Serie A, il concetto più ricorrente è costruzione dal basso per rimpolpare le rose. Tra il dire e il fare c’è di mezzo un sistema antiquato.
Serie A, dilemma Nazionale. L’eliminazione dai Mondiali dell’Italia ha portato nuovamente il sistema calcio ad interrogarsi: se l’ultima volta il capro espiatorio era stato soltanto Ventura, ora l’allenatore è stato graziato – in nome di un Europeo vinto – e ci si è cominciati a porre altre domande.
Il gruppo funziona? La risposta è sì, ma è impossibile – o meglio: impensabile – vedere a Coverciano sempre le stesse facce. Questione di riconoscenza: gioca chi vince, ma alla lunga si diventa prevedibili. Un buon Commissario Tecnico deve (anche) saper interpretare i momenti. Vedere quando è bene schierare l’usato sicuro e quando, invece, conviene prendersi qualche rischio.
Anche contro l’Argentina, a Giugno, giocheranno sempre gli stessi che hanno vinto l’Europeo: “Senza di loro non saremmo qui oggi”, ha detto Mancini. Eppure l’Italia è quella che – da Campione d’Europa in carica – non sarà neanche al Mondiale. Per la seconda volta di fila.
Ci sono giocatori, tipo Florenzi, che rischiano di non disputare nemmeno un Campionato del Mondo. O disputarne uno quando sono già in età da ritiro: il Mondiale come premio di consolazione. Questa non può essere una cultura sportiva degna di un Paese che nel 2021 ha vinto tutto il possibile sul piano sportivo: miracolo o progettazione? Il dilemma persiste.
La risposta ai dubbi dovrebbe chiamarsi “costruzione dal basso”: concetto abusato, ma mai compresa effettivamente. Tradotto significa che i settori giovanili dovrebbero fare da raccordo con la prima squadra: il Barcellona, con la propria cantera, insegna. In Italia, forse, c’è la cantina.
Nel senso che, spesso, i giocatori più giovani finiscono nel dimenticatoio. A parte le eccezioni, tipo Zaniolo e Raspadori, ma il merito – stavolta – è di Mancini che li ha convocati in Nazionale sulla fiducia, prima ancora che iniziassero a giocare da titolari in Serie A. Da allora ne è passata di acqua – anche per le lacrime versate – ne è passata sotto i ponti.
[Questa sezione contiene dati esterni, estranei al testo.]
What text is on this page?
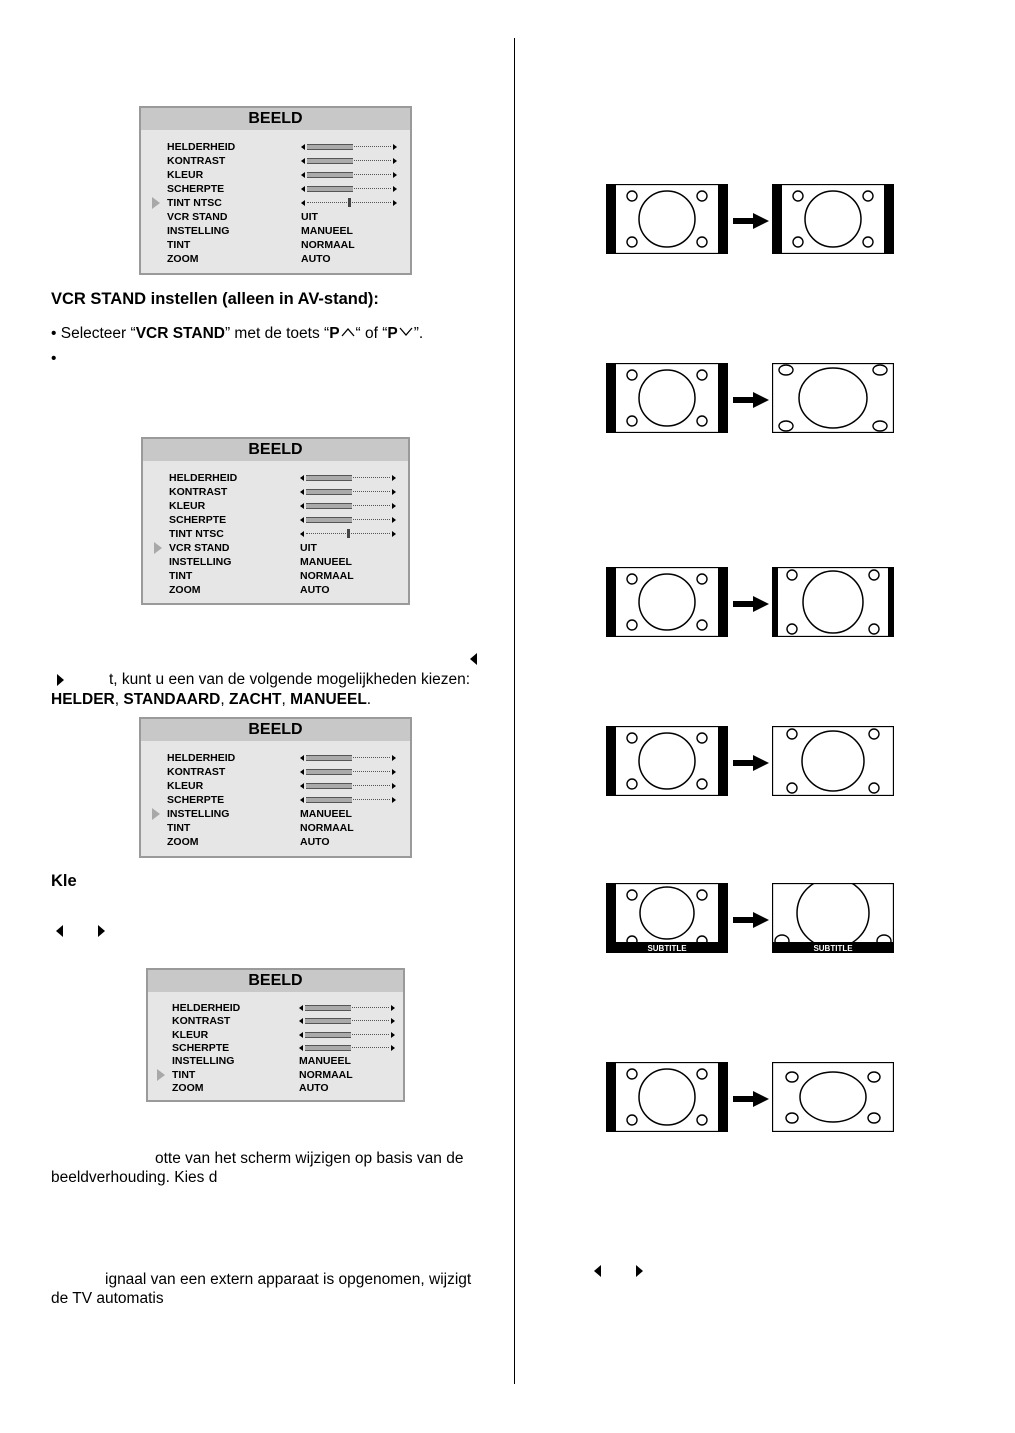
BEELD
HELDERHEID
KONTRAST
KLEUR
SCHERPTE
TINT NTSC
VCR STAND	UIT
INSTELLING	MANUEEL
TINT	NORMAAL
ZOOM	AUTO
BEELD
HELDERHEID
KONTRAST
KLEUR
SCHERPTE
TINT NTSC
VCR STAND	UIT
INSTELLING	MANUEEL
TINT	NORMAAL
ZOOM	AUTO
BEELD
HELDERHEID
KONTRAST
KLEUR
SCHERPTE
INSTELLING	MANUEEL
TINT	NORMAAL
ZOOM	AUTO
BEELD
HELDERHEID
KONTRAST
KLEUR
SCHERPTE
INSTELLING	MANUEEL
TINT	NORMAAL
ZOOM	AUTO
VCR STAND instellen (alleen in AV-stand):
• Selecteer “VCR STAND” met de toets “P “ of “P ”.
•
t, kunt u een van de volgende mogelijkheden kiezen:
HELDER, STANDAARD, ZACHT, MANUEEL.
Kle
otte van het scherm wijzigen op basis van de
beeldverhouding. Kies d
ignaal van een extern apparaat is opgenomen, wijzigt
de TV automatis
SUBTITLE	SUBTITLE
Eppure il concetto di giovani applicati al calcio che conta ancora latita: cosa che all’estero, invece, ha preso piede. Mourinho è considerato un visionario per aver messo in campo Felix Afena Gyan, o aver lanciato in Serie A diamanti grezzi come Zawleski e Bove. Bastoni: fino a qualche tempo fa, nell’Inter, era un oggetto misterioso.
Zaniolo, venuto a Roma nell’affare Nainggolan, sembrava destinato ad essere una meteora. Invece si è preso tutto, e se l’è preso bene: al punto da diventare irrinunciabile. Il fattore comune deve essere un costante raccordo fra prima squadra e Primavera, per poi scendere gradino dopo gradino sino ai Pulcini. Le nuove leve, purtroppo, in Italia, vengono ancora viste come ripiego rispetto ai titolari inamovibili: basti pensare che l’Italia è quartultima nell’utilizzo delle seconde linee negli appuntamenti che contano.
Nessuno rischia più, a parte le coronarie quando arrivano le brutte notizie dal campo: poca pazienza, massima pretesa. Binomio folle che indebolirà inesorabilmente l’intero movimento. C’è chi prova a opporsi a questa tendenza, con qualche risultato. Quando vedremo un allenatore di prima squadra prendere visione adeguatamente del percorso giovanile, allora vorrà dire che per questo calcio – forse – non è ancora tutto perduto.